By Tim Regan
Synetic dreams big. Development Director Morey Epstein pays for it.
Last year, non-profit Synetic Theater raised $31,000 on Kickstarter to turn an abandoned McDonald’s into a brand new rehearsal space just steps away from their performance venue in Crystal City.
As a non-profit theater, most of Synetic’s cash comes from the contributions, not ticket sales. Now, instead of relying on outlets like Kickstarter to raise money, they’ve got Morey Epstein, the company’s new development director, to help fund future endeavors. When asked about his mission, Epstein puts it like this: “What the job’s about is finding the resources for the artists to do what they want to do,” he says.
In other words, he’s Synetic Theater’s newfound money man—kind of like a sugar daddy, but way more respectable. And he’s no stranger to raising gobs of money from wealthy donors—Epstein came aboard in December after a 24-year run as Studio Theater’s Chief Development Officer in The District. There, he found the dough to transform the then-200-seat theater into the nationally-known venue it is today.
After Studio Theater founder Joy Zinoman left her role of artistic director at the playhouse, Epstein, after a couple of years, decided it was time for a change as well and left for Synetic. Now that he’s there, can he infuse the Crystal City theater with enough cash to grow as much as Studio did? Sure, he says, no problem—as long as that’s what founders Paata and Irina Tsikurishvili want.
“The plans and the visions come from Paata and Irina … my job is not to come in with a vision,” says Epstein.

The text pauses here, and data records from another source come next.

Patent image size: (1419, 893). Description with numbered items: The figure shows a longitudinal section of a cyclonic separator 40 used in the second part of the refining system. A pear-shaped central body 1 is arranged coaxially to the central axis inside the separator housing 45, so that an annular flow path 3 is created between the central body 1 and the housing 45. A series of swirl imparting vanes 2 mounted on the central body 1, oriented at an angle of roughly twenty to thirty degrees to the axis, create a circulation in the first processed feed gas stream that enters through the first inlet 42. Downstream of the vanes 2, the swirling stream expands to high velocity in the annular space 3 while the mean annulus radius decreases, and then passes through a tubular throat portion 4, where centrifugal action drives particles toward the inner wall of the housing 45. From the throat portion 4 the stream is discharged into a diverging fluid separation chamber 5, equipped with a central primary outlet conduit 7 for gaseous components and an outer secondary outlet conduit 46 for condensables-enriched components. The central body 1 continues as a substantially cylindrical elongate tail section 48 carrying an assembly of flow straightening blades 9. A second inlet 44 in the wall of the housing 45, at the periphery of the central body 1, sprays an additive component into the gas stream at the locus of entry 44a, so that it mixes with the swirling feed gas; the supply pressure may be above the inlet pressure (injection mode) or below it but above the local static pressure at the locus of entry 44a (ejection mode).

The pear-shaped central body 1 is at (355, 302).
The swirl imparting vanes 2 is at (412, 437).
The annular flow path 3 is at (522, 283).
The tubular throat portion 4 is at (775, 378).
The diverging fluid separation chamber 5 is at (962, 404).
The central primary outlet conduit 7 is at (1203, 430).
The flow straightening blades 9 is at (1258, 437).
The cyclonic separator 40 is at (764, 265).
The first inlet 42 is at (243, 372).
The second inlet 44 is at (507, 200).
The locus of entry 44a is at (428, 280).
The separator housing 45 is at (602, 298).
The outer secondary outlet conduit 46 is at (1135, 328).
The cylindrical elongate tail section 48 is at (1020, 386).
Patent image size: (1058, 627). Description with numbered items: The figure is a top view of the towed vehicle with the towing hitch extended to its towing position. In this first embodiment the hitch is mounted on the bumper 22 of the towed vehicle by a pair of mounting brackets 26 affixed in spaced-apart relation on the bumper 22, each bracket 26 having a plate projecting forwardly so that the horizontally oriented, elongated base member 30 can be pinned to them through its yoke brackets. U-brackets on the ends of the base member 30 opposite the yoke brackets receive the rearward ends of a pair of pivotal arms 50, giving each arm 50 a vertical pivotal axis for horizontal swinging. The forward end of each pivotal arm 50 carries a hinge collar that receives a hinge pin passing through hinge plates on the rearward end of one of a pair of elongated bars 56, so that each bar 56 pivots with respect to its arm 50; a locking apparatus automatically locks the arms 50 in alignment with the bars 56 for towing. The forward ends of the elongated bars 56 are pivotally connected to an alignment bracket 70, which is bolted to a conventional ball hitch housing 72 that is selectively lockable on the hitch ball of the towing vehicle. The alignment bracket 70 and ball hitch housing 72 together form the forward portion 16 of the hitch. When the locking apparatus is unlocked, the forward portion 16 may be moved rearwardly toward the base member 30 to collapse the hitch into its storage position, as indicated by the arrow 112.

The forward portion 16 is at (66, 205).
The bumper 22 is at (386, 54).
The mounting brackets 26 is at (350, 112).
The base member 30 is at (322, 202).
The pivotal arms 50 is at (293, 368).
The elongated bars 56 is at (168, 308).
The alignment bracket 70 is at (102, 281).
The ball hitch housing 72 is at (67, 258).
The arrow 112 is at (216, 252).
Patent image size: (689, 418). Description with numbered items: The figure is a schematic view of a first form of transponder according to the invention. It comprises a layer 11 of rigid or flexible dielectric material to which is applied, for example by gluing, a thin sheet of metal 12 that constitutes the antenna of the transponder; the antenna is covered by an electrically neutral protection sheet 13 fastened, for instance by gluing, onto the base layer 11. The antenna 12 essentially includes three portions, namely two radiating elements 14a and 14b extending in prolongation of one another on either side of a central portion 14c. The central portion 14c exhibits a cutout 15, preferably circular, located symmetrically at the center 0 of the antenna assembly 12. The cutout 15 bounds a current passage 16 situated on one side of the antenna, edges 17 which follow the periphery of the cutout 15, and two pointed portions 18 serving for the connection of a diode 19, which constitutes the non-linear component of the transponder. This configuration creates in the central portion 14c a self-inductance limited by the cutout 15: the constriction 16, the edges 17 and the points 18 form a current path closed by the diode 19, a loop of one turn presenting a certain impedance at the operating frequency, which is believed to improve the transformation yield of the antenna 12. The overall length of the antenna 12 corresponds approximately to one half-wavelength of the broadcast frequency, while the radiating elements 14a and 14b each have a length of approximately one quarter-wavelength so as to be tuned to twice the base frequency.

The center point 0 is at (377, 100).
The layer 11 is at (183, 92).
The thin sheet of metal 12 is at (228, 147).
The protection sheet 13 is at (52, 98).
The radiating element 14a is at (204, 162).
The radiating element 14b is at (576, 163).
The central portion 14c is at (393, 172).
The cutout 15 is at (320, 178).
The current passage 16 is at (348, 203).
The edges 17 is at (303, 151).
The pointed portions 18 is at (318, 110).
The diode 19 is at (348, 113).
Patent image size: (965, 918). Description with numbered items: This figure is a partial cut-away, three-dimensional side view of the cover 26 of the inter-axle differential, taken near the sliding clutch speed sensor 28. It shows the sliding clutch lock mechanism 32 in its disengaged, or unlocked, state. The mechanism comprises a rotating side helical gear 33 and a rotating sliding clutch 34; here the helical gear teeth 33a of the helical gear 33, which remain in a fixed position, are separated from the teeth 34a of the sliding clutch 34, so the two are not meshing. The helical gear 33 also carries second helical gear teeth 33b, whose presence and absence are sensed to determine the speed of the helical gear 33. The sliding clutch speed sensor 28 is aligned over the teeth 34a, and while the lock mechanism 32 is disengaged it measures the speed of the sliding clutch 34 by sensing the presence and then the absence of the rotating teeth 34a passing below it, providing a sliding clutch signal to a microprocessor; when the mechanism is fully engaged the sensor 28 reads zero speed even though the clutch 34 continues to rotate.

At the end of the day, it’s not his call on how much money to raise, but he has his figures, and so do the Tsikurishvilis. “They’re very smart. When I talk to them about my views … they’ve already thought of those things.”
Epstein says they have a when-you-say-jump-I-say-how-high kind of relationship, and that’s perfectly OK with him—he’s not shy with heaping praise and trust on Synetic’s founders. “I think there’s a great potential for the work of Synetic to have an impact on the American theater,” says Epstein, who compares their work to that of legends like Georgian-born choreographer George Balanchine and Constantin Stanislavski, the father of method acting.
Though he’s still getting comfy in his new role, his main focus has been meeting deep-pocketed donors and convincing them that Synetic needs—and deserves—their money. “A lot of what I’m doing is just getting an understanding of who [Synetic’s] patrons are, who their audience is.” Once he finds potential donors, Epstein works his magic by showing—not telling—what Synetic is capable of. “I believe very strongly in Synetic’s artistry. Once people see the work and get jazzed by it, they will want to know how they can help,” he says.